Innovate or Die

What’s not to like about running a family business? There’s a history of success. The family has been running it and understands the business. And the next generation is ready to step up and take over, so succession planning is a no-brainer.

Continuing the success of an established family business sounds easy. But guess what? The facts prove otherwise. According to an article in the Harvard Business Review titled: “Avoid the Traps That Can Destroy Family Businesses,” by George Stalk and Henry Foley: “Some 70 percent of family-owned businesses fail or are sold before the second generation gets a chance to take over. Just 10 percent remain active, privately held companies for the third generation to lead. In contrast to publicly owned firms, in which the average CEO tenure is six years, many family businesses have the same leaders for 20 or 25 years, and these extended tenures can increase the difficulties of coping with shifts in technology, business models, and consumer behavior. Today family firms in developing markets face new threats from globalization. In many ways, leading a family-owned business has never been harder.”
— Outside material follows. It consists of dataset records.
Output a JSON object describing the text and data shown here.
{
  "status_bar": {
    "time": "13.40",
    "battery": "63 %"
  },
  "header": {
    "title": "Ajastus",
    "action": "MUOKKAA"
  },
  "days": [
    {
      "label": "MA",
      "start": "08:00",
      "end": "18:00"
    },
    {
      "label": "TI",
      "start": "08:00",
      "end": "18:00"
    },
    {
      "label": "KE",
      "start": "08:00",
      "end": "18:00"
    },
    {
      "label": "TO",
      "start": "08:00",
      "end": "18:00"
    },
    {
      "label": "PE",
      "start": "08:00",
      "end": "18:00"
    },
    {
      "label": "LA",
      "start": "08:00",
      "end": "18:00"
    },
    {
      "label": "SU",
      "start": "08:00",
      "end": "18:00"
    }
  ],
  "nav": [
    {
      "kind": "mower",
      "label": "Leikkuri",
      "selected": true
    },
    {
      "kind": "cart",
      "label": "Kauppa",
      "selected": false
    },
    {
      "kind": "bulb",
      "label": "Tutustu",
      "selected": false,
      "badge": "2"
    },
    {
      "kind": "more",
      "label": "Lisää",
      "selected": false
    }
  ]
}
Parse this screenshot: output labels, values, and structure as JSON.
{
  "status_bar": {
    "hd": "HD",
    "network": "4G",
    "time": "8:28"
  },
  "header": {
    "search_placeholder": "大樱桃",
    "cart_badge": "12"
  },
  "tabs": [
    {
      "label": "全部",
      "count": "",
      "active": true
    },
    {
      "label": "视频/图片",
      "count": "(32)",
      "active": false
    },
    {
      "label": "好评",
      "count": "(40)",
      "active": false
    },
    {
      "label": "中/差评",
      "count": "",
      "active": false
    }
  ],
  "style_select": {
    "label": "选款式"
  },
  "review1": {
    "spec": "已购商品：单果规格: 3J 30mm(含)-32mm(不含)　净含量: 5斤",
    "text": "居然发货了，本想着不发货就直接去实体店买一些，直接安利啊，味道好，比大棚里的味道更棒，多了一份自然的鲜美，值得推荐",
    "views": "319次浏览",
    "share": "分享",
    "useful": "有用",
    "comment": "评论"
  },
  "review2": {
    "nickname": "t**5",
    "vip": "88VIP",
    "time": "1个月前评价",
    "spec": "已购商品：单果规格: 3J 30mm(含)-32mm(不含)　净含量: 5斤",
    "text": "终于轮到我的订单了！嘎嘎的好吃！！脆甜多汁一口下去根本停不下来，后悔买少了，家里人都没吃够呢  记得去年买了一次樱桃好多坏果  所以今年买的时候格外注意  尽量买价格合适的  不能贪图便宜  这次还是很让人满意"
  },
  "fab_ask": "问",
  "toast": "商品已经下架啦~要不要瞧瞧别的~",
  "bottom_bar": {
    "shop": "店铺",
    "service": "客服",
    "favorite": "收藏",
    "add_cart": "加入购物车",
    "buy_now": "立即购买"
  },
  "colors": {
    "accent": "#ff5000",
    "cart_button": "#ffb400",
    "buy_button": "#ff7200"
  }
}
We live in an age of innovation and disruptive technology. As a result, changes in the marketplace are happening exponentially. Therefore, what worked for the grandfather founder of the company has little relevance to what’s happening in the marketplace today.

Family businesses face a daunting challenge because of the inertia created by habits. We all need habits to survive but they also make it very difficult to change or alter course from what’s known and understood.

Habits are important to our daily existence. If you had to relearn starting your car every day it would take a whole lot longer to get to the office. But with that said, innovation of any kind arises out of the ability to break habits and discover new ways of doing things.

Charles Duhigg, the author of the book “The Power of Habits,” makes an interesting comment about companies in general: “Companies aren’t families. They are battlefields in a Civil War.

“If that’s the case then it becomes problematic to survive as a family business which is, after all, run by families.”

Historically, family businesses tend to make incremental improvements to products and processes. That’s invaluable and explains why many do survive.

However, making something better is not the same as innovation.

A family company making telephones when smart phones disrupted the industry usually spelled the death knell for the family business.

According to Vince Shiely, a partner at Lubar & Co. with a track record of leading operations in major manufacturing companies, our current Wisconsin business climate has become far more challenging for family businesses. “Over the past three decades, globalization has substantially transformed the southeastern Wisconsin-centric manufacturing footprint of our largest local manufacturers, severely impacting a multitude of smaller local family businesses that had built their foundations on supplying these operations,” he said. “The resourceful owners found ways to reinvent themselves to survive.”

Tom Bentley, CEO of Bentley World-Packaging, faced a similar dilemma. His family business started as a general contracting business in 1848. It was responsible for many historic landmarks and churches. But when the construction industry suffered a downturn starting in 2007, he recognized that there needed to be a different future.

For years, he had been testing the market by using Bentley’s core competency in construction to do specialty and custom packaging for clients. That business was starting to grow robustly.

Tom also had a son who was coming into the business. Was it time for him to take over? He was, after all, a Bentley with all of the genetic “right stuff.”

Tom did what most CEOs of family businesses are reluctant to do: he pulled the plug on its historic mission as a construction company and focused on his packaging business. At the same time, he recognized that turning this business over to his son might be premature because of his age.

He brought in outside help when he hired Dennis Axelson to serve as the company’s president and to mentor Tom Bentley’s son and prepare him for eventual leadership.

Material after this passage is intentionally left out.